AT long last, after 117 years, the Balangiga Bells, symbol of the bitter conflict between Filipinos and Americans in the Filipino-American War that followed Spanish colonial rule and began the American colonial era, are returning to the church in Samar where they were seized as “war booty” in 1901.
That war between the Philippine revolutionaries who had succeeded in defeating Spanish troops on many fronts, only to face a new colonial power, the United States (US), officially ended with the capture of Gen. Emilio Aguinaldo by the Americans in Palanan, Isabela, on March 2, 1901.
But Filipino guerrillas carried on the fight. On September 29, 1901, guerrillas led by Gen. Vicente Lukban attacked the US garrison in Balangiga, Samar, killing 48 and wounding 22 men of the US 9th Infantry – the worst defeat suffered by the US Army since its war against American Indians in 1876. In retaliation, Gen. Jacob Smith ordered his troops to make Samar a “howling wilderness.” They killed some 2,500 Filipinos and took as war booty the three bells of the Balangiga town church.
General Smith was later court-martialed on orders of President Theodore Roosevelt and forced to retire because of the atrocity. But the Balangiga bells were never returned, two of them going to the Air Force base in Wyoming and one now at a US camp in South Korea.

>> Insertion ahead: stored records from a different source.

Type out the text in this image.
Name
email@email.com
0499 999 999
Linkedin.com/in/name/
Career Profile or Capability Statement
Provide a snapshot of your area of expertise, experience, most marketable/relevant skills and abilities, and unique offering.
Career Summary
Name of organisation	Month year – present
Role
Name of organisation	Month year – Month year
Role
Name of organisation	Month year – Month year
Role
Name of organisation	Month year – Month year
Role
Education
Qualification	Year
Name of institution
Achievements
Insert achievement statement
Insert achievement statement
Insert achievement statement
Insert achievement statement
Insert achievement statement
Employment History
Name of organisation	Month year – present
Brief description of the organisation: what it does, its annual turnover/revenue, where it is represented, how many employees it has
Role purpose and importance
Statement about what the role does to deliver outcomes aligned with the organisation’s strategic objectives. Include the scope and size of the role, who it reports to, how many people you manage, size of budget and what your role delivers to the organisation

Many Philippine officials, among them former President Fidel V. Ramos asked the US for the bells’ return, but were fiercely opposed by officials and families of the American troops who died in Balangiga. President Duterte renewed the appeal, to no avail. Then, invited by President Trump to visit the US, he refused, saying he would never go there as long as the bells are not returned.

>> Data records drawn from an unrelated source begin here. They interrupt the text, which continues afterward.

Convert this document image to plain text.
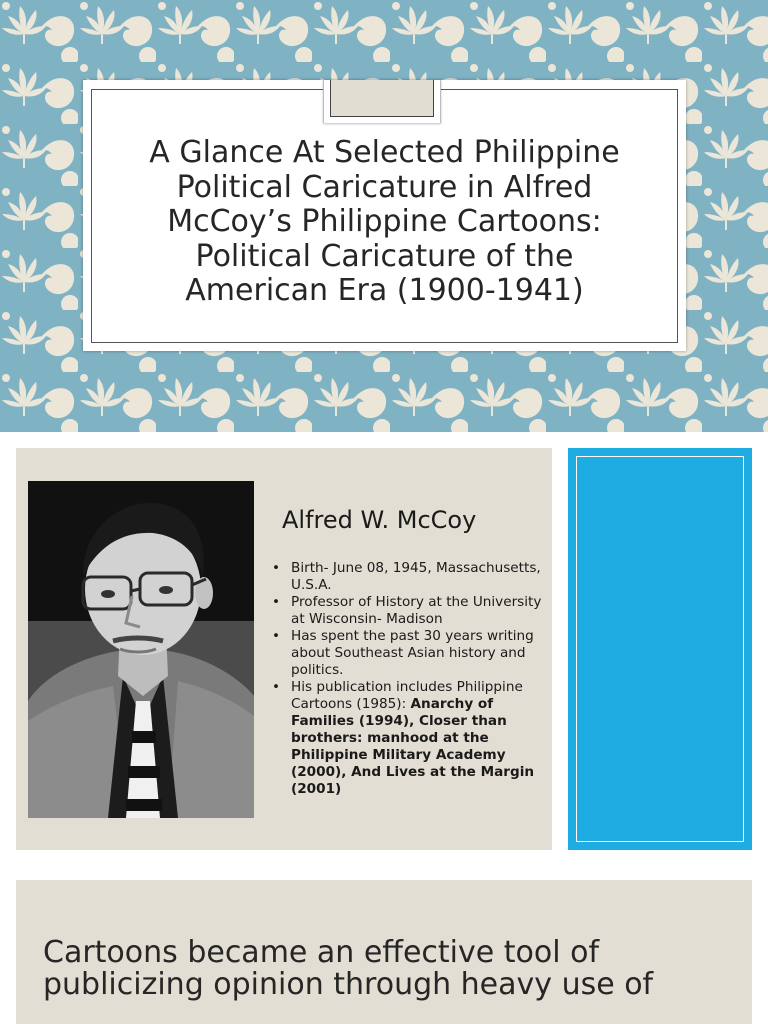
A Glance At Selected Philippine
Political Caricature in Alfred
McCoy’s Philippine Cartoons:
Political Caricature of the
American Era (1900-1941)
Alfred W. McCoy
• Birth- June 08, 1945, Massachusetts, U.S.A.
• Professor of History at the University at Wisconsin- Madison
• Has spent the past 30 years writing about Southeast Asian history and politics.
• His publication includes Philippine Cartoons (1985): Anarchy of Families (1994), Closer than brothers: manhood at the Philippine Military Academy (2000), And Lives at the Margin (2001)
Cartoons became an effective tool of
publicizing opinion through heavy use of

Newly appointed Secretary of Foreign Affairs Teodoro Locsin picked up the story last week in a press conference in Singapore where President Dutetre was attending the ASEAN summit. Locsin said he was once asked by US representative to the United Nations Nikki Haley about President Duterte’s refusal to visit the US and he told her about the Balangiga bells. It appears she relayed this to Defense Secretary John Mattis.
Last Wednesday, Secretary Mattis officially announced the bells will soon be returning to the Philippines. He shook hands with Philippine Ambassador to the US Jose Manuel Romualdez at Warren Air Force Base in Wyoming where they attended a Veterans Remembrance Ceremony.

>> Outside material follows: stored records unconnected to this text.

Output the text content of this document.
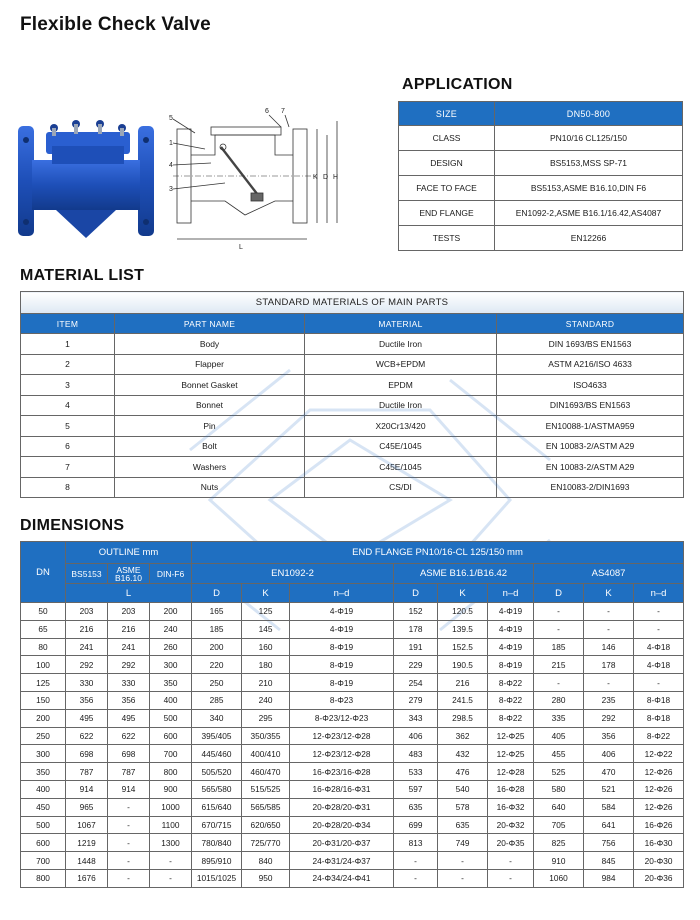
Flexible Check Valve
5
1
4
3
6 7
L
K D H
APPLICATION
SIZE	DN50-800
CLASS	PN10/16 CL125/150
DESIGN	BS5153,MSS SP-71
FACE TO FACE	BS5153,ASME B16.10,DIN F6
END FLANGE	EN1092-2,ASME B16.1/16.42,AS4087
TESTS	EN12266
MATERIAL LIST
STANDARD MATERIALS OF MAIN PARTS			
ITEM	PART NAME	MATERIAL	STANDARD
1	Body	Ductile Iron	DIN 1693/BS EN1563
2	Flapper	WCB+EPDM	ASTM A216/ISO 4633
3	Bonnet Gasket	EPDM	ISO4633
4	Bonnet	Ductile Iron	DIN1693/BS EN1563
5	Pin	X20Cr13/420	EN10088-1/ASTMA959
6	Bolt	C45E/1045	EN 10083-2/ASTM A29
7	Washers	C45E/1045	EN 10083-2/ASTM A29
8	Nuts	CS/DI	EN10083-2/DIN1693
DIMENSIONS
DN	OUTLINE mm			END FLANGE PN10/16-CL 125/150 mm								
	BS5153	ASME
B16.10	DIN-F6	EN1092-2			ASME B16.1/B16.42			AS4087		
	L			D	K	n–d	D	K	n–d	D	K	n–d
50	203	203	200	165	125	4-Φ19	152	120.5	4-Φ19	-	-	-
65	216	216	240	185	145	4-Φ19	178	139.5	4-Φ19	-	-	-
80	241	241	260	200	160	8-Φ19	191	152.5	4-Φ19	185	146	4-Φ18
100	292	292	300	220	180	8-Φ19	229	190.5	8-Φ19	215	178	4-Φ18
125	330	330	350	250	210	8-Φ19	254	216	8-Φ22	-	-	-
150	356	356	400	285	240	8-Φ23	279	241.5	8-Φ22	280	235	8-Φ18
200	495	495	500	340	295	8-Φ23/12-Φ23	343	298.5	8-Φ22	335	292	8-Φ18
250	622	622	600	395/405	350/355	12-Φ23/12-Φ28	406	362	12-Φ25	405	356	8-Φ22
300	698	698	700	445/460	400/410	12-Φ23/12-Φ28	483	432	12-Φ25	455	406	12-Φ22
350	787	787	800	505/520	460/470	16-Φ23/16-Φ28	533	476	12-Φ28	525	470	12-Φ26
400	914	914	900	565/580	515/525	16-Φ28/16-Φ31	597	540	16-Φ28	580	521	12-Φ26
450	965	-	1000	615/640	565/585	20-Φ28/20-Φ31	635	578	16-Φ32	640	584	12-Φ26
500	1067	-	1100	670/715	620/650	20-Φ28/20-Φ34	699	635	20-Φ32	705	641	16-Φ26
600	1219	-	1300	780/840	725/770	20-Φ31/20-Φ37	813	749	20-Φ35	825	756	16-Φ30
700	1448	-	-	895/910	840	24-Φ31/24-Φ37	-	-	-	910	845	20-Φ30
800	1676	-	-	1015/1025	950	24-Φ34/24-Φ41	-	-	-	1060	984	20-Φ36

It has indeed been a long story that began with war and death and bitter recrimination, but it will soon end with the return of the bells, this last reminder of the bitter Filipino-American War. Americans today are among our closest friends and allies; they need no booty to remind them we were once enemies.
As for Filipinos, they have long forgotten the bitterness of that war, for it was overtaken by the events of World War II when Filipino and American soldiers fought side by side against Japanese invasion and later in the Korean War and in the Vietnam War. Very soon, possibly before Christmas but surely by January next year, the bells will be back ringing for the people of Balangiga, Samar, no longer war booty, no longer symbols of conflict but of peace and friendship.